The Grassmanian as a Homogenous Space and Related Spaces I am interested in studying a quotient of Lie groups related to the Grassmanian. I don't know very much topology so this question will be a little bit open ended.
Let $p \neq q$ and consider the complex Grassmanian: $SU(p+q) / S(U(p)\times U(q))$. I am interested in $SU(p+q) / SU(p)\times SU(q))$. This is a spherical space in the sense of http://archive.numdam.org/ARCHIVE/CM/CM_1979__38_2/CM_1979__38_2_129_0/CM_1979__38_2_129_0.pdf
It is a bigger space than the Grassmanian (since the quotient is smaller). 
Is there a theory that would help me understand the spherical space because of this relationship? Is there a way to transfer properties from the well studied Grassmanian to this space? For general homogenous spaces, do we have theorems relating such 'intermediate' spaces? I also welcome any comments from the perspective of Lie algebras.
I hope this is not too vague.
 A: (I don't speak German, so I don't know what the paper you linked to is about.  The following is mostly about the topology of your example, which I'll call $X$.)
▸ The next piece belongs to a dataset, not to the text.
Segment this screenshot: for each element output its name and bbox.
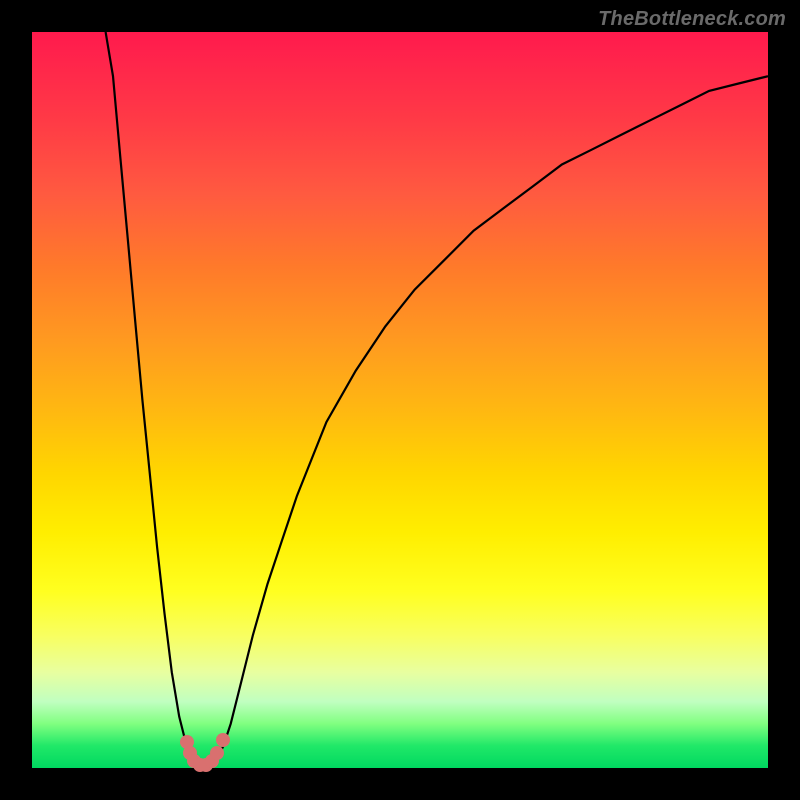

Consider a chain of closed subgroups $H\subseteq K\subseteq G$.  This gives rise to a so called homogeneous fiber bundle $$K/H\rightarrow G/H\rightarrow G/K.$$
The projection map sends $gH$ to $gK$.  Further, in the case that $H$ is normal in $K$, this fiber bundle is in fact a principal $K/H$ bundle.  The element $kH$ acts on $gH$ via $kH *gH = gk^{-1}H$.
This is well defined:  if $k = k'h_1$ and $g = g'h_2$, then $$kH * gH = gk^{-1}H = g'h_2h_1^{-1}k'^{-1}H = g'h_3 k'^{-1} H = g'k'^{-1} h_3' H = g'k'^{-1}H.$$  The element $h_3$ is simply, by definition, $h_2h_1^{-1}$ and the element $h_3'$ is defined by $k'h_3k'^{-1} = h_3'$, using normality of $H$ in $K$.
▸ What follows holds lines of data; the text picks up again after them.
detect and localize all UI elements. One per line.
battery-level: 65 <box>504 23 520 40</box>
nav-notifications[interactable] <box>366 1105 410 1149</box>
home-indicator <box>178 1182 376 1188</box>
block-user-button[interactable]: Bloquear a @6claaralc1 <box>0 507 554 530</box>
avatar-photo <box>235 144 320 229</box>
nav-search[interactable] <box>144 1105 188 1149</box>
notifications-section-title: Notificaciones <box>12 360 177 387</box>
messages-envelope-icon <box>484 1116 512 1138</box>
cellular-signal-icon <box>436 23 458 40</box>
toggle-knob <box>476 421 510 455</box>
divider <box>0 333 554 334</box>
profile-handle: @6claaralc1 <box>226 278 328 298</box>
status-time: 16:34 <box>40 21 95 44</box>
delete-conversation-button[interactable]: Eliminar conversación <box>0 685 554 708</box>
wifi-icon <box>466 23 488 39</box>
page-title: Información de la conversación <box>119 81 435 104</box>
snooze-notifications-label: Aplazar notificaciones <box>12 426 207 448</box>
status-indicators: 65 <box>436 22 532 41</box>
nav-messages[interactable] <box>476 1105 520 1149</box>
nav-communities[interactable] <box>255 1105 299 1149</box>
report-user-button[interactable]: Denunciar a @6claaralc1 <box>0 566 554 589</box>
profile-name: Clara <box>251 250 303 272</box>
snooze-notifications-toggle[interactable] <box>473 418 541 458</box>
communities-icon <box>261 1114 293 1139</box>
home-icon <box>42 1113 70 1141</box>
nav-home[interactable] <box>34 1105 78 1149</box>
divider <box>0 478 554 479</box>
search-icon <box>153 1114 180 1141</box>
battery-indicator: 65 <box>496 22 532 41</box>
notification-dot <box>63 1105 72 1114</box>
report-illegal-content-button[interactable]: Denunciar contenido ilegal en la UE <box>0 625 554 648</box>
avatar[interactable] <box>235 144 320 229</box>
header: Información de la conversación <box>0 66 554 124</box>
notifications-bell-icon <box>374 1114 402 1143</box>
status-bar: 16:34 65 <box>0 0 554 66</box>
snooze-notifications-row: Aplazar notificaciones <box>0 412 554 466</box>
It is also an action as $kk'H*gH = gk'^{-1}k^{-1}H = kH*(k'H* gH)$.  Finally, it's free since if $k'H gH = gH$, then $k'^{-1}\in H$ to $k'\in H$ so $k'H = H$.
Applying this to your example with $H = SU(p)\times SU(q)$, $K = S(U(p)\times U(q)$, and $G = SU(p+q)$, and noting that $K/H = S^1$ (as Lie groups) via the map sending an element of $S(U(p)\times U(q))$ to the determinant of the $U(p)$ part, we see that $X$ is a principal $S^1$ bundle over the Grassmanian, $Gr$.
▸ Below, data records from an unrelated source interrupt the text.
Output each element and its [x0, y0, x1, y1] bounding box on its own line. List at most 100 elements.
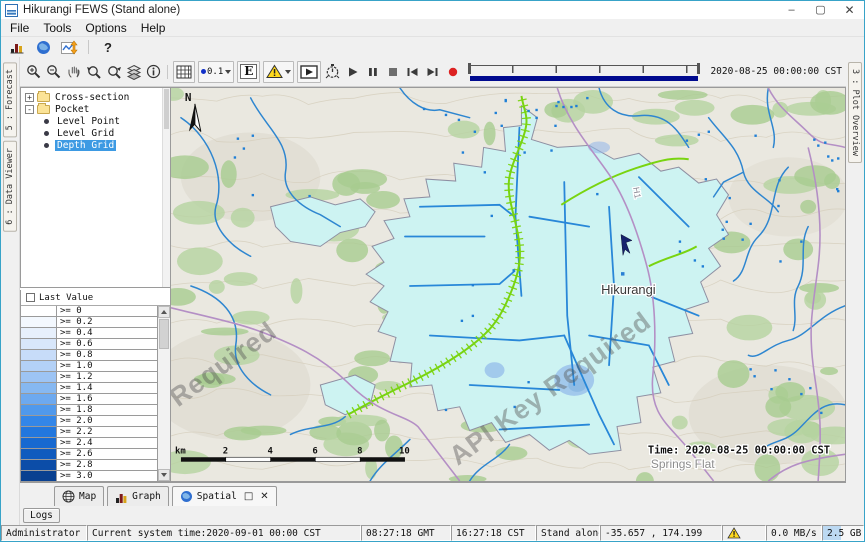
zoom-next-icon[interactable]	[104, 61, 123, 83]
time-slider-range-bar[interactable]	[470, 76, 698, 81]
legend-row[interactable]: >= 3.0	[21, 471, 157, 481]
legend-row[interactable]: >= 0.8	[21, 350, 157, 361]
legend-row[interactable]: >= 1.2	[21, 372, 157, 383]
legend-row[interactable]: >= 1.0	[21, 361, 157, 372]
status-warning-icon[interactable]	[722, 525, 766, 541]
legend-labels-button[interactable]: E	[237, 61, 260, 83]
legend-color-swatch	[21, 405, 57, 415]
legend-row[interactable]: >= 0.6	[21, 339, 157, 350]
scale-dropdown[interactable]: 0.1	[198, 61, 234, 83]
legend-row[interactable]: >= 2.2	[21, 427, 157, 438]
legend-row[interactable]: >= 1.8	[21, 405, 157, 416]
warning-triangle-icon	[266, 64, 283, 79]
current-datetime: 2020-08-25 00:00:00 CST	[706, 66, 842, 77]
logs-button[interactable]: Logs	[23, 508, 60, 523]
tab-graph-label: Graph	[132, 491, 161, 502]
collapse-toggle-icon[interactable]: -	[25, 105, 34, 114]
legend-row[interactable]: >= 0	[21, 306, 157, 317]
maximize-button[interactable]: ▢	[806, 1, 835, 19]
info-icon[interactable]	[144, 61, 163, 83]
tab-map[interactable]: Map	[54, 486, 104, 506]
status-system-time: Current system time:2020-09-01 00:00 CST	[87, 525, 361, 541]
tree-item-level-point[interactable]: Level Point	[21, 115, 170, 127]
town-label: Hikurangi	[601, 282, 656, 297]
folder-icon	[37, 105, 50, 114]
legend-row[interactable]: >= 1.6	[21, 394, 157, 405]
stop-icon[interactable]	[383, 61, 402, 83]
tab-graph[interactable]: Graph	[107, 486, 169, 506]
warnings-dropdown[interactable]	[263, 61, 294, 83]
legend-panel: Last Value >= 0>= 0.2>= 0.4>= 0.6>= 0.8>…	[20, 290, 170, 482]
scale-value: 0.1	[207, 67, 223, 77]
timer-icon[interactable]	[323, 61, 342, 83]
scale-dot-icon	[201, 69, 206, 74]
north-label: N	[185, 91, 192, 104]
panel-maximize-icon[interactable]: □	[244, 491, 253, 502]
scale-tick-label: 2	[223, 446, 228, 456]
scroll-up-icon[interactable]	[158, 306, 170, 318]
status-bar: Administrator Current system time:2020-0…	[1, 525, 864, 541]
spatial-globe-icon	[180, 490, 193, 503]
scrollbar-thumb[interactable]	[159, 319, 169, 349]
pan-hand-icon[interactable]	[64, 61, 83, 83]
menu-help[interactable]: Help	[135, 20, 172, 36]
help-button[interactable]: ?	[98, 40, 118, 55]
legend-row[interactable]: >= 1.4	[21, 383, 157, 394]
legend-value-label: >= 1.6	[57, 394, 157, 404]
zoom-in-icon[interactable]	[24, 61, 43, 83]
legend-color-swatch	[21, 361, 57, 371]
expand-toggle-icon[interactable]: +	[25, 93, 34, 102]
legend-row[interactable]: >= 2.6	[21, 449, 157, 460]
legend-color-swatch	[21, 350, 57, 360]
labels-icon: E	[240, 64, 257, 79]
timeseries-dialog-icon[interactable]	[59, 38, 79, 56]
legend-value-label: >= 0.8	[57, 350, 157, 360]
pause-icon[interactable]	[363, 61, 382, 83]
legend-value-label: >= 1.8	[57, 405, 157, 415]
tree-item-level-grid[interactable]: Level Grid	[21, 127, 170, 139]
side-tab-data-viewer[interactable]: 6 : Data Viewer	[3, 141, 17, 232]
layers-icon[interactable]	[124, 61, 143, 83]
map-view[interactable]: API Key Required API Key Required Hikura…	[171, 87, 846, 482]
side-tab-plot-overview[interactable]: 3 : Plot Overview	[848, 62, 862, 163]
legend-color-swatch	[21, 438, 57, 448]
legend-color-swatch	[21, 471, 57, 481]
tree-scrollbar[interactable]	[162, 88, 170, 287]
road-label: H1	[631, 186, 643, 199]
window-title: Hikurangi FEWS (Stand alone)	[23, 4, 180, 16]
minimize-button[interactable]: –	[777, 1, 806, 19]
legend-scrollbar[interactable]	[157, 306, 170, 481]
legend-row[interactable]: >= 2.0	[21, 416, 157, 427]
zoom-previous-icon[interactable]	[84, 61, 103, 83]
record-icon[interactable]	[443, 61, 462, 83]
legend-color-swatch	[21, 427, 57, 437]
menu-file[interactable]: File	[4, 20, 35, 36]
tree-item-cross-section[interactable]: + Cross-section	[21, 91, 170, 103]
tree-item-pocket[interactable]: - Pocket	[21, 103, 170, 115]
skip-last-icon[interactable]	[423, 61, 442, 83]
data-viewer-panel: + Cross-section - Pocket Level Point	[20, 87, 171, 482]
menu-tools[interactable]: Tools	[37, 20, 77, 36]
globe-icon[interactable]	[33, 38, 53, 56]
last-value-checkbox[interactable]	[26, 293, 35, 302]
zoom-out-icon[interactable]	[44, 61, 63, 83]
scroll-down-icon[interactable]	[158, 469, 170, 481]
close-button[interactable]: ✕	[835, 1, 864, 19]
tab-spatial[interactable]: Spatial □ ✕	[172, 486, 277, 506]
panel-close-icon[interactable]: ✕	[260, 491, 268, 502]
menu-options[interactable]: Options	[79, 20, 132, 36]
legend-row[interactable]: >= 0.4	[21, 328, 157, 339]
play-movie-button[interactable]	[297, 61, 321, 83]
legend-row[interactable]: >= 2.8	[21, 460, 157, 471]
legend-row[interactable]: >= 0.2	[21, 317, 157, 328]
logs-bar: Logs	[20, 506, 846, 525]
reports-icon[interactable]	[7, 38, 27, 56]
graph-icon	[115, 491, 128, 503]
skip-first-icon[interactable]	[403, 61, 422, 83]
tree-item-depth-grid[interactable]: Depth Grid	[21, 139, 170, 151]
side-tab-forecast[interactable]: 5 : Forecast	[3, 62, 17, 137]
grid-display-button[interactable]	[173, 61, 195, 83]
legend-row[interactable]: >= 2.4	[21, 438, 157, 449]
play-icon[interactable]	[343, 61, 362, 83]
time-slider[interactable]	[468, 62, 700, 82]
In fact, more can be said.  Principal $S^1$ bundles are classified by homotopy classes of maps from the Grassmanian into $BS^1 = \mathbb{C}P^\infty = K(\mathbb{Z},1)$.  So, canonically, these are classified by $H^2(Gr)$.
It's not too hard to show from the LES in homotopy groups coming from the fibration $S(U(p)\times U(q))\rightarrow SU(p+q)\rightarrow Gr$ that $Gr$ is simply connected with $\pi_2(Gr) = \mathbb{Z}$.  It follows from the Hurewicz theorem that $H^2(Gr) = \mathbb{Z}$.  (There is also a well known cellular decomposition which gives you this).
Using a similar LES in homotopy groups for $X$, you can see that $H^2(X)$ is trivial.  (Further, you can easily that $pi_k(Gr)$ is isomoprhic to $\pi_k(X)$ for all $k\geq 3$.)
It follows that the Euler class of the the principal $S^1$ bundle is a generator of $H^2(Gr)$.  This, paired with the Gysin sequence, should allow you to compute the cohomology of $X$ in terms of that of $Gr$.
Finally, if you want to know the characteristic classes of (the tangent bundle to) $X$, notice that $TX = \nu\oplus\pi^* TGr$ where $\nu$ is the trivial rank 1 bundle (coming from the $S^1$ orbits) and that, after using the Gysin sequence, you know what $\pi^*$ does on cohomology.